Water is sampled in Niskin bottles on a CTD (For how the CTD and the water sampling in Niskin bottles works, see this blog post). We’ll start when the CTD comes back to the surface and sea water from various depths is trapped inside the Niskin bottles.
The rosette is brought back on deck, and things are about to get busy for us!
Oxygen has to be sampled as soon as the CTD is back on deck in order to avoid that the dissolved oxygen in the sample starts outgassing due to changed pressure, equilibrating with atmospheric oxygen, or do anything else that would change the oxygen concentration we are interested in measuring.
In order to not contaminate the sample, the hose which we use to sample needs to be free of air bubbles, too.
The sample flask is rinsed, as is the top, with water from the respective Niskin bottle the sample will be drawn from. The bottle is then filled until overflowing while care is taken that there are no bubbles trapped in the flask.

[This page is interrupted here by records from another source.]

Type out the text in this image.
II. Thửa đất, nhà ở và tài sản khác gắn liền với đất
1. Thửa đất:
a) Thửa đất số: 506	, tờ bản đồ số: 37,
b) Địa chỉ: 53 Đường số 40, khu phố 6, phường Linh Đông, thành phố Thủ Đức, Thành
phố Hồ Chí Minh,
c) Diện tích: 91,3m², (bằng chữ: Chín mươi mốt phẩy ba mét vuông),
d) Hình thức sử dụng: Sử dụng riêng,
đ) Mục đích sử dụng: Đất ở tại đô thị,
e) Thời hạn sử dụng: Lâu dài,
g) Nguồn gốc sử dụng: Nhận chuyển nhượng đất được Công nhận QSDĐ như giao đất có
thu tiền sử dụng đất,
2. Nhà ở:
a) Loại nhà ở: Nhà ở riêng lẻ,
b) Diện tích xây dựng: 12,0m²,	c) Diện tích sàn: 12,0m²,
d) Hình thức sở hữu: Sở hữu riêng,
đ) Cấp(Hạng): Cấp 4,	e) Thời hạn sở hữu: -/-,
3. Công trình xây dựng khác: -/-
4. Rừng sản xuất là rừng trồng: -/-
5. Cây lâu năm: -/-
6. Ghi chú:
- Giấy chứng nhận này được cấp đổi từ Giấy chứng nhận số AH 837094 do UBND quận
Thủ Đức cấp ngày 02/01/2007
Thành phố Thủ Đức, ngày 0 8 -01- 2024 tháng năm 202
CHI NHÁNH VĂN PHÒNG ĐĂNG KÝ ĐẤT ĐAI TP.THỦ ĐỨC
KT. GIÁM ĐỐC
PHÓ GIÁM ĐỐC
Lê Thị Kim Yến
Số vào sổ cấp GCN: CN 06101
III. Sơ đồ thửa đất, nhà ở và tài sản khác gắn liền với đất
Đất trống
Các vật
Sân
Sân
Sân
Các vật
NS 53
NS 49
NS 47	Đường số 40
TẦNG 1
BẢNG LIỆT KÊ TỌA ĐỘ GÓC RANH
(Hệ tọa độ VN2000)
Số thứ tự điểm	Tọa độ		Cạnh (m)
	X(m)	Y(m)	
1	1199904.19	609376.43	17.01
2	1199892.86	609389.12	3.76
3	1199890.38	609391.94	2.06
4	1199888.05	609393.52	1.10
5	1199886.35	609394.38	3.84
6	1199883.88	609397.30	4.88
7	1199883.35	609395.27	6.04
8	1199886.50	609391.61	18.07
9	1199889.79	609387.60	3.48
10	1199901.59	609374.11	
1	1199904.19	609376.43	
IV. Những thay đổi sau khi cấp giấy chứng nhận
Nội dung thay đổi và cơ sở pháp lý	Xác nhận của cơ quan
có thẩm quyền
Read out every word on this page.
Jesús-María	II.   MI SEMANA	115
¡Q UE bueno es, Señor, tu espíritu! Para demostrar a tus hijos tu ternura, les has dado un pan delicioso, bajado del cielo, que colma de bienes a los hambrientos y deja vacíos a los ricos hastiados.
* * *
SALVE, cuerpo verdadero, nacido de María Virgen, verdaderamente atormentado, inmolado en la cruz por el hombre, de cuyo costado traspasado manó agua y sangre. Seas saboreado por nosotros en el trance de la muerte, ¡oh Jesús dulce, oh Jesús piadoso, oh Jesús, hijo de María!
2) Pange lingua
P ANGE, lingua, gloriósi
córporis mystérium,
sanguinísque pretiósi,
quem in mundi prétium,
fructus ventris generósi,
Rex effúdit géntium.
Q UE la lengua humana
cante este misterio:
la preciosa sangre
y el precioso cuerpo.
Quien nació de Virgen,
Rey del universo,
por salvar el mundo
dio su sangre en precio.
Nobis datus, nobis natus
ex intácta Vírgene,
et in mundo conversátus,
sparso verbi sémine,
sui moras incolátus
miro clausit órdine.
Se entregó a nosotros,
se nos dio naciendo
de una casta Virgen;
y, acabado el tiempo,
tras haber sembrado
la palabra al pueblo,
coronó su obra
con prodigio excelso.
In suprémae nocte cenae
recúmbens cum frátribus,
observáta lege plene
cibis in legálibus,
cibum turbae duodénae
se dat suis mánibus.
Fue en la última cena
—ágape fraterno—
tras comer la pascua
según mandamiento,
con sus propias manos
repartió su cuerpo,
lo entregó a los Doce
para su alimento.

Next, two reagents are added (more on those in my next post, which will be on measuring dissolved oxygen concentrations). Adding more volume to an already overflowing bottle means that some of the sample is going to be displaced and flow out.
Then, the top is placed on the sample flask, again taking great care that no air bubbles are trapped in the flask.
And then the fun part (for the first about three samples, afterwards this part gets really really annoying) begins: Shaking! Until the sample and the reagents are very very well mixed.
We’ll end up with crates of sample bottles, all filled with something that looks like cloudy apple juice:
And we’ll talk about how we can measure those samples in the next blog post.